NEWS & EVENTS

New course for spring 2021: Optimization Methods in Finance

NEWS

Dec 15, 2020
New course for spring 2021: Optimization Methods in Finance By Shawn Hutchins

The Master of Industrial Engineering program at Rice University is offering the course Optimization Methods in Finance (INDE 567) for spring 2021.

The new course is open to undergraduate and graduate students in the Brown School of Engineering who have met the prerequisites Multivariable Calculus (MATH 212) and Introduction to Engineering Computation (CAAM 210).

Optimization models are playing an increasingly important role in financial decisions. They are tools used to analyze big data associated with complex global markets, define the best products and processes, and solve problems that constrain short-, mid-and long-term business goals. Many computational finance problems ranging from asset allocation to risk management, arbitrage and asset pricing, mean-variance models and portfolio optimization can be solved using modern optimization techniques.

This course, which is led by Leticia Velazquez, lecturer in the Master of Industrial Engineering program and program administrator in the Tapia Center at Rice University, discusses fundamentals of financial optimization and teaches students to apply models and algorithms for solving linear, quadratic, integer, and stochastic optimization models encountered in financial and data science applications.
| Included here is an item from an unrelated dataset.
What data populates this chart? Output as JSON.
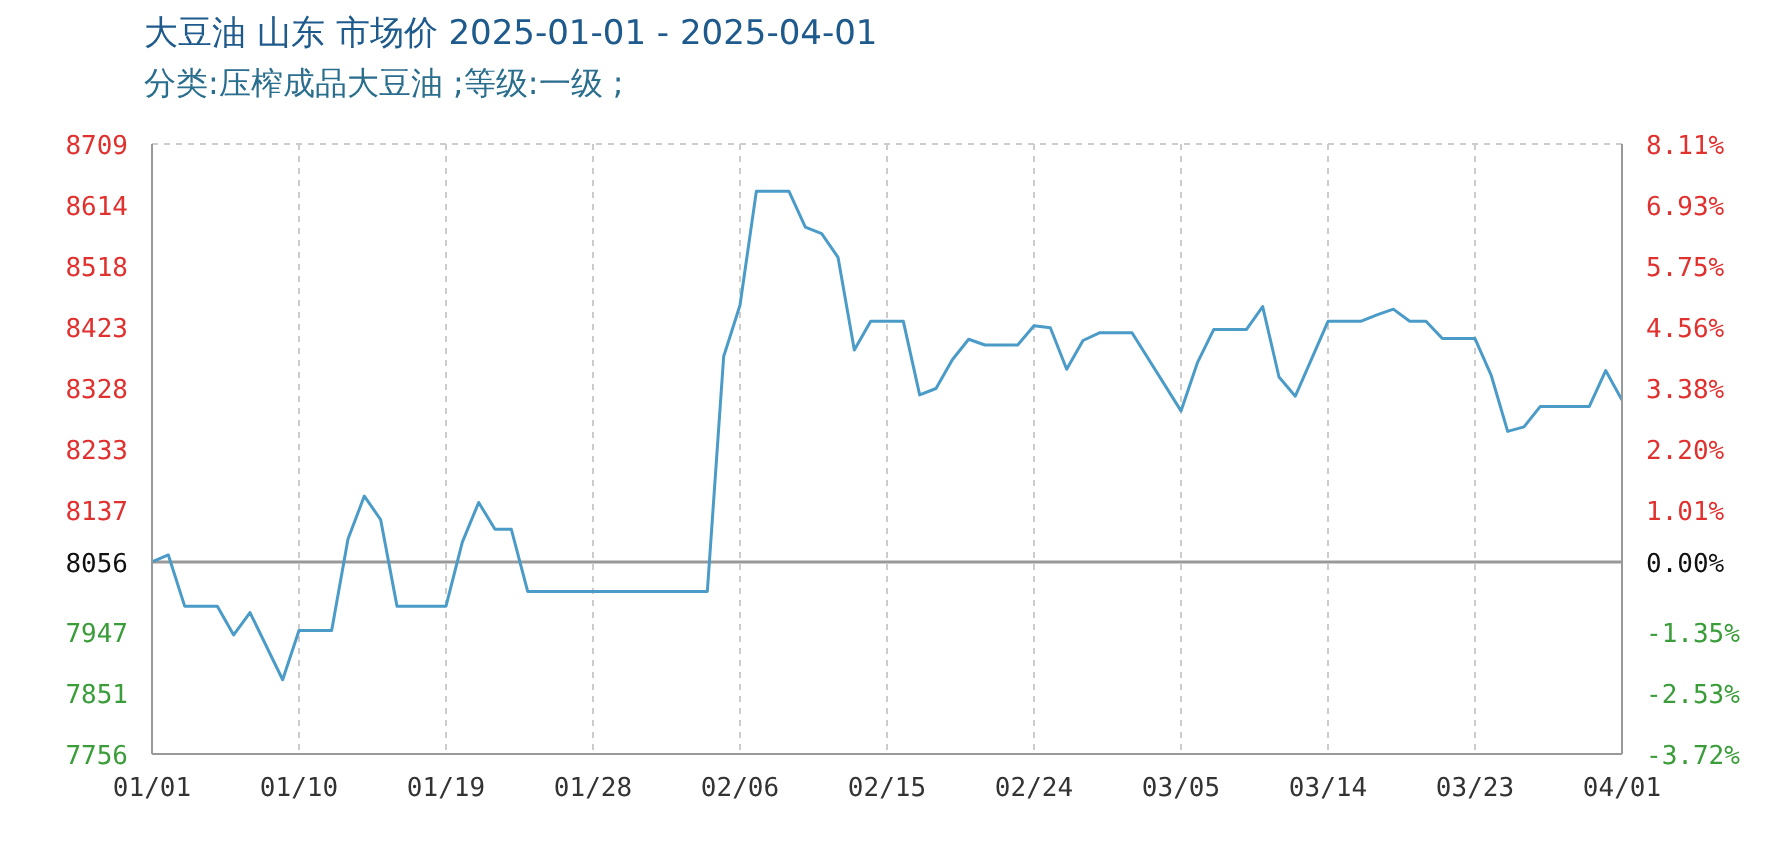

To register for Optimization Methods in Finance, contact Dr. Leticia Velazquez at leti@rice.edu. Spring registration is open from January 25 - 29, 2021. The deadline to add spring classes is Friday, February 5, 2021.

Before joining Rice in 2013, Velazquez was a professor in the Department of Mathematical Sciences and director of the Computational Science Program at the University of Texas at El Paso (UTEP). In teaching Optimization Methods in Finance, she will draw from her experiences in teaching and research. Velazquez specializes in developing, implementing, and analyzing large-scale nonlinear programming algorithms to support decisions by improving the accuracy of predictive solutions. She is currently using highly nonlinear problems to analyze epidemiological control strategies, such as those used in the COVID-19 pandemic and associated economic effects.

Working as a Sloan Research Fellow, Velazquez completed her postdoctoral fellowship in computational science and engineering at Harvard Medical School. She received a doctorate in computational and applied mathematics in 1999 and a professional master’s in electrical engineering in 1993, both from Rice University. In 1991, she earned a bachelor’s of science in electrical engineering from the University of Texas, El Paso.